The functional reserve of the liver is so large that the occlusion of the intrahepatic bile ducts does not cause jaundice unless the bile drainage of a large segment (greater than 75%) is interrupted. of the parenchyma. In many patients, either of the two main liver ducts or a large number of secondary ducts may be blocked without the appearance of jaundice. On the contrary, diffuse narrowing of the intrahepatic bile ducts, even without complete obstruction, can produce jaundice in a way analogous to partial obstruction of the extrahepatic ducts.

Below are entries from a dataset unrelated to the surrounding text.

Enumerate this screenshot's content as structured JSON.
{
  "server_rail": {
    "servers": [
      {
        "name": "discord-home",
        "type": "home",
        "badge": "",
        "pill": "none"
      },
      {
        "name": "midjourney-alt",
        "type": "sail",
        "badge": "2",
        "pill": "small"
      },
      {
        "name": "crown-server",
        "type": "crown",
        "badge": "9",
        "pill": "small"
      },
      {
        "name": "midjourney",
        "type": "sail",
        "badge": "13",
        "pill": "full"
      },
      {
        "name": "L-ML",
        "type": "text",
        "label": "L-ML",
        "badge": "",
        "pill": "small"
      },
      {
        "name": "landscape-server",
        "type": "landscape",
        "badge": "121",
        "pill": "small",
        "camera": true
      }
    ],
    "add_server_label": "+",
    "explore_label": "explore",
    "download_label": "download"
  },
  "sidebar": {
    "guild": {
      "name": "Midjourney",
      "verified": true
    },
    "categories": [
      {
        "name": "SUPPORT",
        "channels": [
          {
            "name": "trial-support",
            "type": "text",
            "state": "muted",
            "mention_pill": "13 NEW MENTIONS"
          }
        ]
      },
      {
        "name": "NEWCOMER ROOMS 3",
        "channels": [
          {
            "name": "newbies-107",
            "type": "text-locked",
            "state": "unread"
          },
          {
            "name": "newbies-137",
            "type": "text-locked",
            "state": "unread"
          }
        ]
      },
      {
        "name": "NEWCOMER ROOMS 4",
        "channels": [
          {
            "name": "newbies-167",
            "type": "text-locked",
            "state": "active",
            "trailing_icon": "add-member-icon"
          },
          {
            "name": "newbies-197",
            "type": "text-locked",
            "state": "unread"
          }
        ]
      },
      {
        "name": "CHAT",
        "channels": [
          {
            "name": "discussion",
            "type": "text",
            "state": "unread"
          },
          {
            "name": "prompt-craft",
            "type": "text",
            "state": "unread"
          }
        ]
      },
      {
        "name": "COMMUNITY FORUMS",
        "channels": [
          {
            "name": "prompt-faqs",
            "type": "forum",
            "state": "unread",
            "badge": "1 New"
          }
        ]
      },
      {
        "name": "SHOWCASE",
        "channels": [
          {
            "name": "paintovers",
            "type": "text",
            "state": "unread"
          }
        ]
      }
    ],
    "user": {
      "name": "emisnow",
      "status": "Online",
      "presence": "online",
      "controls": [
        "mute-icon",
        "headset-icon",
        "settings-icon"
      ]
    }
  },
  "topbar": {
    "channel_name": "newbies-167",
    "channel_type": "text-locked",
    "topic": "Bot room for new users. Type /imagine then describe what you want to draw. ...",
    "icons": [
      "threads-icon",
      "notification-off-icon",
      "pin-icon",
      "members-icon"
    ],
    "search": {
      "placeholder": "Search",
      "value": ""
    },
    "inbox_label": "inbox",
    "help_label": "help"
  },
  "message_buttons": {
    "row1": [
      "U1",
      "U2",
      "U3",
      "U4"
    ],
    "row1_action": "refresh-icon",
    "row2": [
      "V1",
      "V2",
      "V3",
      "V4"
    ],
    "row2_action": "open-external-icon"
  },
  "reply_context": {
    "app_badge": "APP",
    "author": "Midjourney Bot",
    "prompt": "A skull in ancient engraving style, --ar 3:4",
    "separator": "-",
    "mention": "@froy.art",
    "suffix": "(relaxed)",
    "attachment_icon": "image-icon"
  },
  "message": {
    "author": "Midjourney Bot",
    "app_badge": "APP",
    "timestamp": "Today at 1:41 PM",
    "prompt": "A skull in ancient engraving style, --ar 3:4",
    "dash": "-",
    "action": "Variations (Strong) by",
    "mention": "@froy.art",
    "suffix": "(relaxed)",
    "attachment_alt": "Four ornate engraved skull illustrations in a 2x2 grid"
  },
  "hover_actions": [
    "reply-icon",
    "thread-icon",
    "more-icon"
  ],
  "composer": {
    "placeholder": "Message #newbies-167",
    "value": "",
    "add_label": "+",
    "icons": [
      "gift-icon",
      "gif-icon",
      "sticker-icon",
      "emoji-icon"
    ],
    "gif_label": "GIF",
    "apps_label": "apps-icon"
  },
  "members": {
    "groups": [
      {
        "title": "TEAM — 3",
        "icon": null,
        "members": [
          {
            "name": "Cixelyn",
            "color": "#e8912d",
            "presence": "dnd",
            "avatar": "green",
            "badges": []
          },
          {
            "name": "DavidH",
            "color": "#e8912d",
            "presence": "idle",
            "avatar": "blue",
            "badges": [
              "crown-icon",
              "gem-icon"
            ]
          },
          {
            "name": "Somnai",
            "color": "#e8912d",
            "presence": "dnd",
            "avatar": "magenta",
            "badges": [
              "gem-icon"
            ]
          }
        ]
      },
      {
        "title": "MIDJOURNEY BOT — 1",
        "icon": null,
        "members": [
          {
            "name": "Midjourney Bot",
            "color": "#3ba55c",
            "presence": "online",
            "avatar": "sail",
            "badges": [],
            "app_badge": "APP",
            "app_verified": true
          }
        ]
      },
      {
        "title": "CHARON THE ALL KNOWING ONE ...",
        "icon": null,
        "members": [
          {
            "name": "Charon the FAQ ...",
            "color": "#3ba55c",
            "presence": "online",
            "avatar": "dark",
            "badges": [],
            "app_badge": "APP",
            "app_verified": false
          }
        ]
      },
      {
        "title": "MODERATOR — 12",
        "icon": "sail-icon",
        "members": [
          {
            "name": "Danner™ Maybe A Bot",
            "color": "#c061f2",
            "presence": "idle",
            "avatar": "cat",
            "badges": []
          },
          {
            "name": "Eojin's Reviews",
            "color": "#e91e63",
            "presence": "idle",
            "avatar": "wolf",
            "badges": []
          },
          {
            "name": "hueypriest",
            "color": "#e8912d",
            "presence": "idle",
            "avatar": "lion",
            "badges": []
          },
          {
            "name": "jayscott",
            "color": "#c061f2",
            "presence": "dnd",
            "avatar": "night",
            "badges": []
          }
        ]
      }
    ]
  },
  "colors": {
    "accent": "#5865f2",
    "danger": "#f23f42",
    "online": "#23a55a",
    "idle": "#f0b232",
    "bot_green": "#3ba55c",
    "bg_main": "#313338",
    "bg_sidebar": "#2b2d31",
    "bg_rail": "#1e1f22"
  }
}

That's enough for today! Tomorrow (I hope to be able to return to my daily posts) I will try to complete the jaundice (starting with the jaundice assessment) to move forward as quickly as possible... So, as the end of the month and semester and in an attempt to organize further, at the signs of the disease I still have to present about 1. abdominal distension and ascites completing gastrointestinal disorders and I will open presentations on renal and electrolyte disorders with 2. main manifestations of kidney disease, then 3. disorders of motion, incontinence and bladder pain, 4. imbalances of fluids and electrolytes, 5. acidosis and alkalose, then I'll start a new group, that of urogenital disorders, starting with 6. impotence, 7. menstrual disorders and other common gynecological disorders, 8. hirsutism and virilization, then a new group, that of the skin signs starting with 9. approach of the patient with skin disorders, 10. eczema, psoriasis, skin infections, acne and other common skin conditions, 11. drug-induced skin reactions, 12. skin manifestations of diseases, 13. photosensitivity and other reactions to light, a new group, that of haematological signs, starting with 14. anemia, then 15. haemorrhage and thrombosis, 16. adenopathies and splenomegalia, 17. pathological changes in granulocytes and monocytes, another group of cancer, starting with 18. presentation of neoplastic patients, solid tumours in adults, 19. evaluation of breast nodules in both sexes and, no more signs of disease.

As far as I can assess at this time I will have to post daily to complete until the August (August 15th) holiday... I'll try... In parallel I hope to be able to "let go" of working on the section "New Medicine" on my old site dorinm.ro (this month "has" 15 years of existence – Lord, how time passes...)

Have a fruitful, kind week, full of understanding, love and gratitude!